The availability of a site is measured by the percentage of a year in which the site is publicly accessible and reachable via the internet. This differs from measuring the uptime of a system. Uptime refers to the system itself being online. Uptime does not take into account being able to reach it when there is a network outage. A hosting provider's Service Level Agreement (SLA) might include a reasonable amount of scheduled downtime each year in order to perform maintenance on the computers. This scheduled downtime is sometimes not included in the SLA timeframe and needs to be subtracted from the Total Time when availability is calculated. Depending on the wording of an SLA, if the availability of a system drops below that in the signed SLA, a hosting provider sometimes will offer a partial refund for lost time. How downtime is determined varies from provider to provider, therefore reading the SLA is imperative. Not all providers release uptime info. A lot of hosting providers will guarantee at least 99.9% uptime which will provide for 43 minutes of downtime each month, or 8 hours and 45 minutes of downtime every year.

Obtaining Hosting

Website hosting is sometimes supplied as part of a general internet access plan from ISPs. There are also a number of free and paid providers offering web hosting.

A client needs to evaluate the requirements of the application to choose what type of hosting to use.
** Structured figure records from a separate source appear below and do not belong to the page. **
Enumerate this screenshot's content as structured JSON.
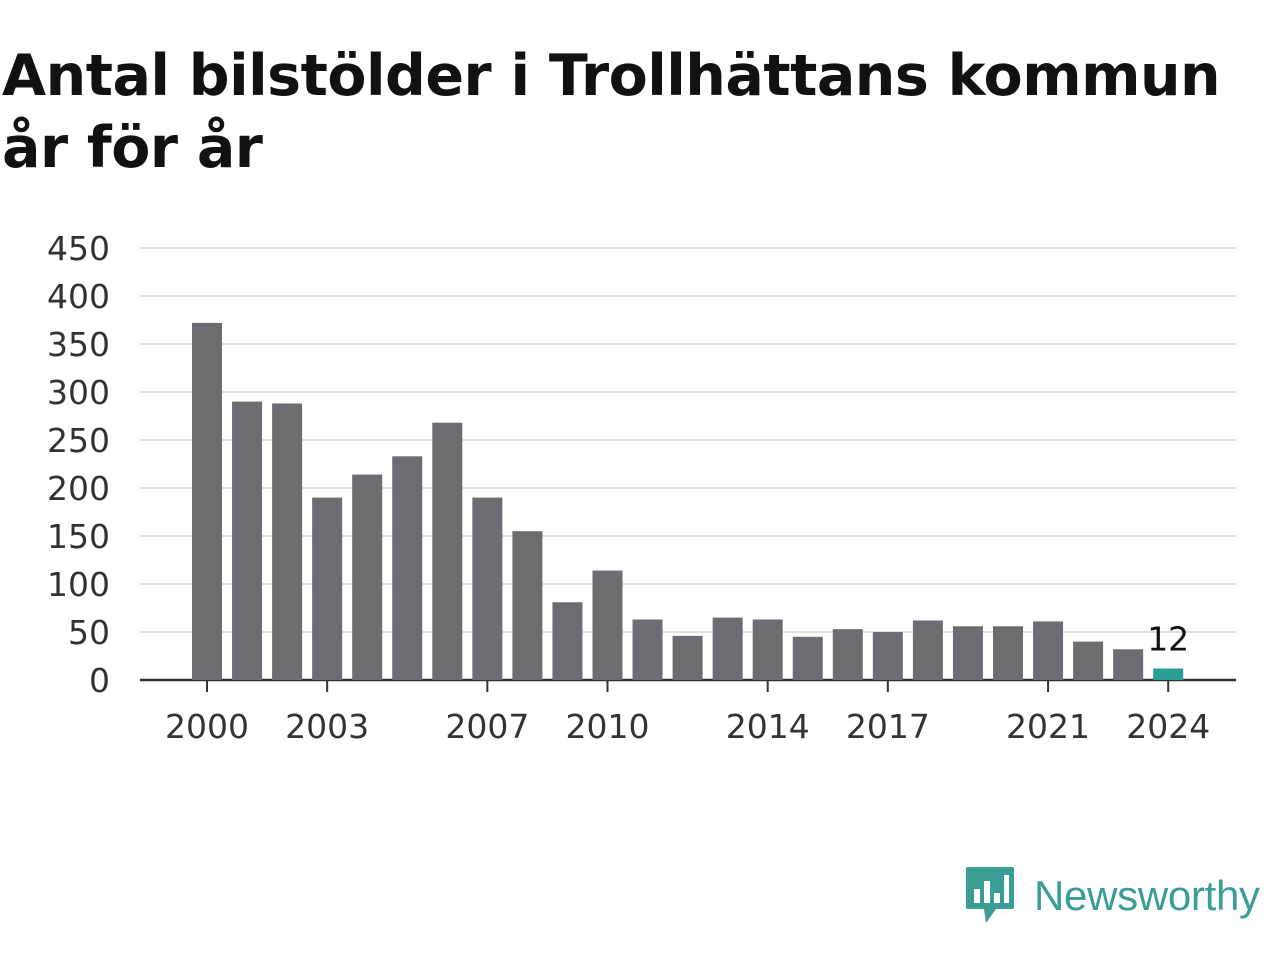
{
  "chart_data": {
    "type": "bar",
    "title": "Antal bilstölder i Trollhättans kommun år för år",
    "xlabel": "",
    "ylabel": "",
    "categories": [
      "2000",
      "2001",
      "2002",
      "2003",
      "2004",
      "2005",
      "2006",
      "2007",
      "2008",
      "2009",
      "2010",
      "2011",
      "2012",
      "2013",
      "2014",
      "2015",
      "2016",
      "2017",
      "2018",
      "2019",
      "2020",
      "2021",
      "2022",
      "2023",
      "2024"
    ],
    "x_tick_labels": [
      "2000",
      "2003",
      "2007",
      "2010",
      "2014",
      "2017",
      "2021",
      "2024"
    ],
    "values": [
      372,
      290,
      288,
      190,
      214,
      233,
      268,
      190,
      155,
      81,
      114,
      63,
      46,
      65,
      63,
      45,
      53,
      50,
      62,
      56,
      56,
      61,
      40,
      32,
      12
    ],
    "ylim": [
      0,
      450
    ],
    "y_ticks": [
      0,
      50,
      100,
      150,
      200,
      250,
      300,
      350,
      400,
      450
    ],
    "grid": true,
    "colors": {
      "bar": "#6d6c72",
      "highlight": "#2a9d94"
    },
    "highlight_index": 24,
    "data_label": {
      "index": 24,
      "text": "12"
    }
  },
  "brand": {
    "name": "Newsworthy",
    "color": "#3a9e96",
    "icon": "newsworthy-logo-icon"
  }
}
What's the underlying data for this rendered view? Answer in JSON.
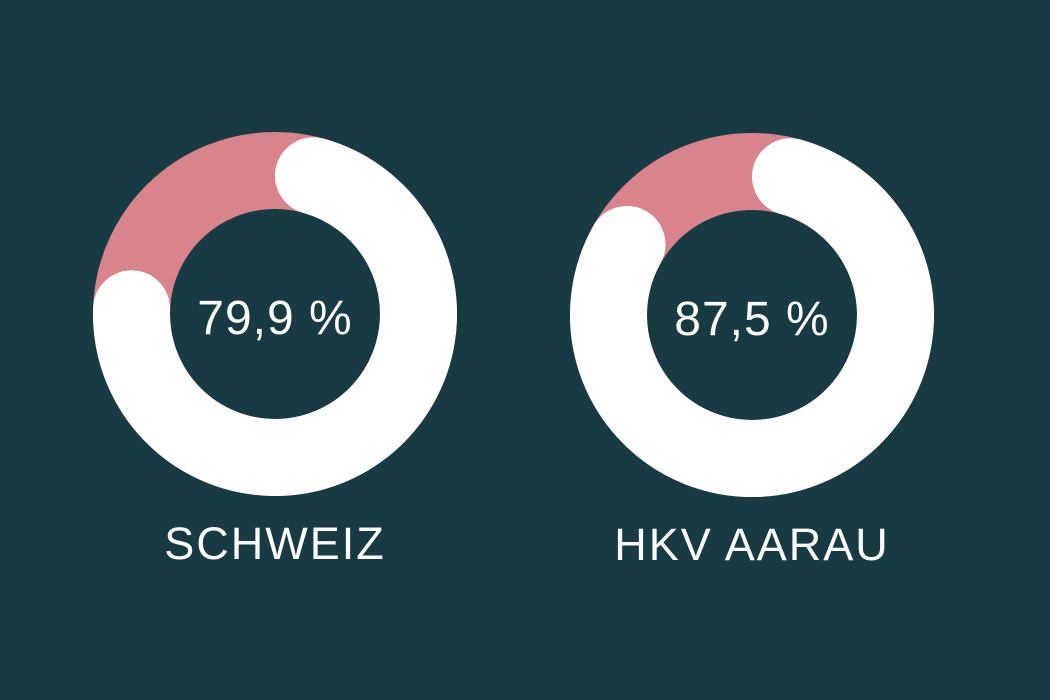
{
  "page": {
    "background_color": "#173a43",
    "text_color": "#fcfcfa"
  },
  "chart_data": [
    {
      "type": "pie",
      "variant": "donut",
      "label": "SCHWEIZ",
      "center_value_label": "79,9 %",
      "start_angle_deg": 0,
      "rounded_caps": true,
      "legend": "none",
      "slices": [
        {
          "name": "value",
          "value_pct": 79.9,
          "color": "#ffffff"
        },
        {
          "name": "remainder",
          "value_pct": 20.1,
          "color": "#d9848c"
        }
      ]
    },
    {
      "type": "pie",
      "variant": "donut",
      "label": "HKV AARAU",
      "center_value_label": "87,5 %",
      "start_angle_deg": 0,
      "rounded_caps": true,
      "legend": "none",
      "slices": [
        {
          "name": "value",
          "value_pct": 87.5,
          "color": "#ffffff"
        },
        {
          "name": "remainder",
          "value_pct": 12.5,
          "color": "#d9848c"
        }
      ]
    }
  ]
}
Such considerations include database server software, scripting software, and operating system. a lot of hosting providers offer Linux-based web hosting which offers a wide range of various software. A usual configuration for a Linux server is the LAMP platform: Linux, Apache, MySQL, and PHP/Perl/Python. The website hosting user might want to obtain other services, such as email for their business domain, databases or multimedia services. A customer may also choose Windows as the hosting platform. The client still can choose from Perl, PHP, Python, and Ruby, but the user may also use ASP.NET or ASP Classic. Web hosting packages generally include a website content management system, so the end-user does not have to be bothered about the more technical parts.

Security

Because web hosting services host sites belonging to their customers, internet security is a vital issue. When a customer agrees to use a web hosting service, they are giving up control of the security of their site to the service provider that is hosting the site. The amount of security that a website hosting service provides is super important to a prospective customer and can be a major consideration when deciding which provider a customer may choose.

Web hosting computers can be attacked by malicious people in various ways, which include uploading malware or malicious code onto a hosted website. These attacks {may|might| be done for different reasons, such as stealing credit card data, launching a Distributed Denial of Service Attack (DDoS) or spamming.